Um funcionário do Departamento de Estado americano comentou que “Israel já deu um passo concreto ao se retirar de parte de sua zona tampão”. Essa zona tampão consiste em uma vasta área no sul do Líbano, localizada ao norte da fronteira com Israel. O oficial descreveu a ação como “uma demonstração significativa de boa fé para com o governo legítimo do Líbano”.
“As Forças Armadas Libanesas devem agora entrar em ação e remover de forma comprovada as armas e a infraestrutura terroristas. Este modelo será replicado em todo o sul do Líbano, permitindo o retorno seguro das famílias deslocadas, a reconstrução do sul e a restauração da plena soberania libanesa”, acrescentou o oficial.
No entanto, um alto funcionário da defesa israelense desmentiu qualquer possibilidade de recuo ou retirada das forças israelenses, afirmando que Israel não se retiraria de sua zona de segurança. O porta-voz do governo israelense, David Mencer, informou que qualquer “redistribuição” das tropas só ocorreria após a desmilitarização do sul do Líbano e o desarmamento do Hezbollah.
Um oficial militar libanês também comentou que os eventos recentes demonstram o oposto de uma retirada. Israel tem reforçado sua zona de segurança, dificultando o acesso até mesmo do exército libanês. O exército israelense emitiu um comunicado afirmando que não houve mudanças na localização de suas tropas na região.
Israel estabeleceu uma zona tampão de cerca de 10 km dentro do Líbano, a partir da fronteira israelense, e suas forças armadas têm realizado operações que resultaram na deslocação forçada da população local e em ataques a aldeias, visando a proteção das comunidades no norte de Israel contra possíveis ataques do Hezbollah.

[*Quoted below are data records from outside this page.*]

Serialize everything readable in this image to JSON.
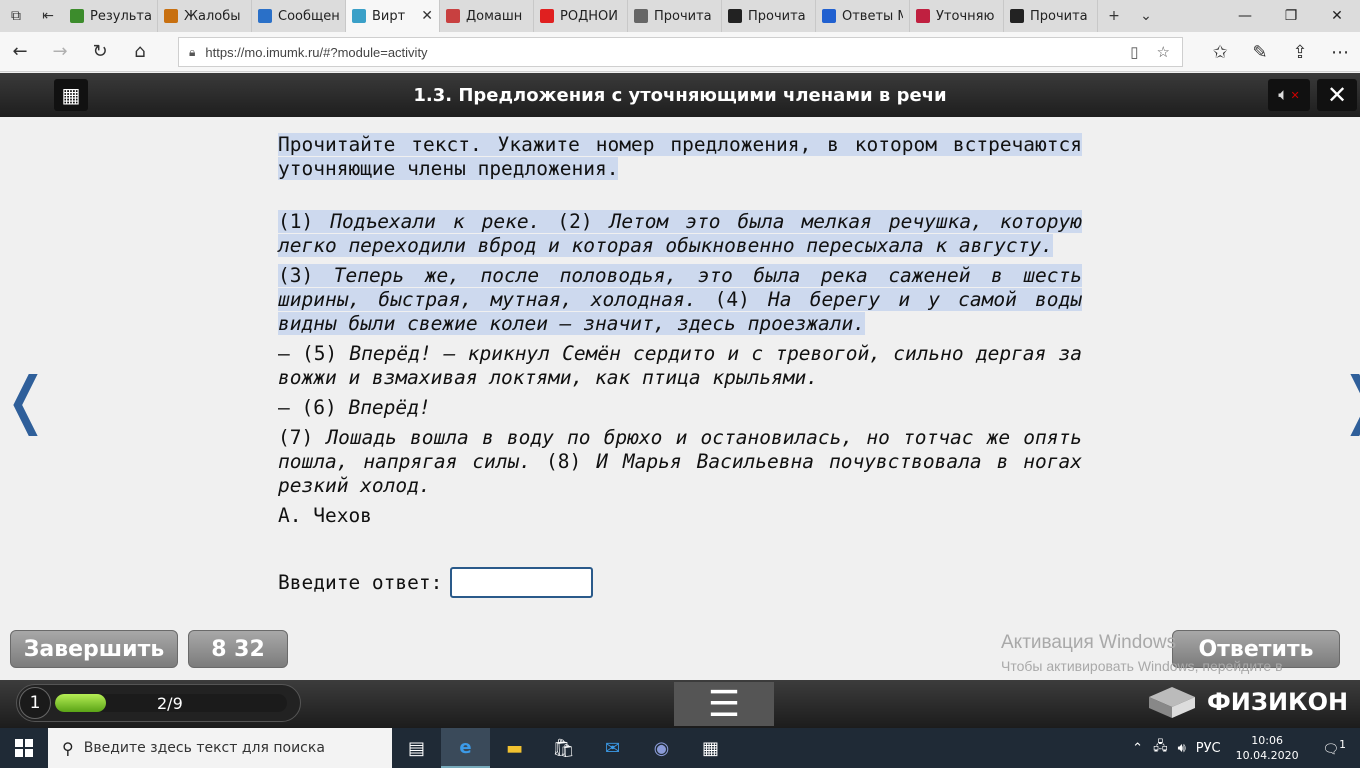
{
  "browser": {
    "tabs": [
      {
        "label": "Результат",
        "icon": "green-book-icon",
        "color": "#3c8c2c"
      },
      {
        "label": "Жалобы",
        "icon": "orange-m-icon",
        "color": "#c87010"
      },
      {
        "label": "Сообщен",
        "icon": "chat-icon",
        "color": "#2a70c8"
      },
      {
        "label": "Вирт",
        "icon": "virt-icon",
        "color": "#3aa0c8",
        "active": true
      },
      {
        "label": "Домашн",
        "icon": "home-doc-icon",
        "color": "#c84040"
      },
      {
        "label": "РОДНОЙ",
        "icon": "youtube-icon",
        "color": "#e02020"
      },
      {
        "label": "Прочита",
        "icon": "page-icon",
        "color": "#666666"
      },
      {
        "label": "Прочита",
        "icon": "z-icon",
        "color": "#222222"
      },
      {
        "label": "Ответы М",
        "icon": "question-icon",
        "color": "#2060d0"
      },
      {
        "label": "Уточняю",
        "icon": "red-circle-icon",
        "color": "#c02040"
      },
      {
        "label": "Прочита",
        "icon": "z-icon",
        "color": "#222222"
      }
    ],
    "url": "https://mo.imumk.ru/#?module=activity"
  },
  "app": {
    "title": "1.3. Предложения с уточняющими членами в речи"
  },
  "task": {
    "instruction": "Прочитайте текст. Укажите номер предложения, в котором встречаются уточняющие члены предложения.",
    "paragraphs": [
      {
        "n1": "(1) ",
        "t1": "Подъехали к реке.",
        "n2": " (2) ",
        "t2": "Летом это была мелкая речушка, которую легко переходили вброд и которая обыкновенно пересыхала к августу."
      },
      {
        "n1": "(3) ",
        "t1": "Теперь же, после половодья, это была река саженей в шесть ширины, быстрая, мутная, холодная.",
        "n2": " (4) ",
        "t2": "На берегу и у самой воды видны были свежие колеи – значит, здесь проезжали."
      },
      {
        "n1": "– (5) ",
        "t1": "Вперёд! – крикнул Семён сердито и с тревогой, сильно дергая за вожжи и взмахивая локтями, как птица крыльями."
      },
      {
        "n1": "– (6) ",
        "t1": "Вперёд!"
      },
      {
        "n1": "(7) ",
        "t1": "Лошадь вошла в воду по брюхо и остановилась, но тотчас же опять пошла, напрягая силы.",
        "n2": " (8) ",
        "t2": "И Марья Васильевна почувствовала в ногах резкий холод."
      }
    ],
    "author": "А. Чехов",
    "answer_label": "Введите ответ:",
    "answer_value": ""
  },
  "controls": {
    "finish_label": "Завершить",
    "timer_label": "8 32",
    "answer_label": "Ответить"
  },
  "watermark": {
    "line1": "Активация Windows",
    "line2": "Чтобы активировать Windows, перейдите в раздел \"Параметры\"."
  },
  "progress": {
    "current": "1",
    "label": "2/9",
    "fraction": 0.22
  },
  "logo": {
    "text": "ФИЗИКОН"
  },
  "taskbar": {
    "search_placeholder": "Введите здесь текст для поиска",
    "lang": "РУС",
    "time": "10:06",
    "date": "10.04.2020",
    "notifications": "1"
  }
}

Nesta quinta-feira, um ataque aéreo israelense resultou na morte de três pessoas no sul do Líbano, conforme relataram fontes de segurança e médicas libanesas. Um oficial militar israelense confirmou a realização do ataque, mas afirmou que mais detalhes seriam divulgados posteriormente.
Este ataque é o segundo consecutivo, ocorrendo após um ataque mortal semelhante no dia anterior, apesar do cessar-fogo em vigor. As negociações acerca da transferência de território para o exército libanês estão focadas em áreas fora da zona tampão, e não dentro dela, segundo um alto funcionário israelense.
O funcionário do Departamento de Estado afirmou que o processo da zona piloto visa garantir a destruição completa e verificável das armas e da infraestrutura do Hezbollah, além do desmantelamento de grupos armados não estatais. No entanto, divergências surgiram nas negociações em Washington, com o governo do Líbano propondo que o projeto-piloto seja implementado dentro da zona tampão, enquanto Israel sugere iniciar a retirada das áreas ao norte dessa zona.
Israel insiste em negociar separadamente cada área que poderia ser cedida, sem estabelecer um cronograma, enquanto o Líbano demanda um roteiro para a retirada total das forças israelenses.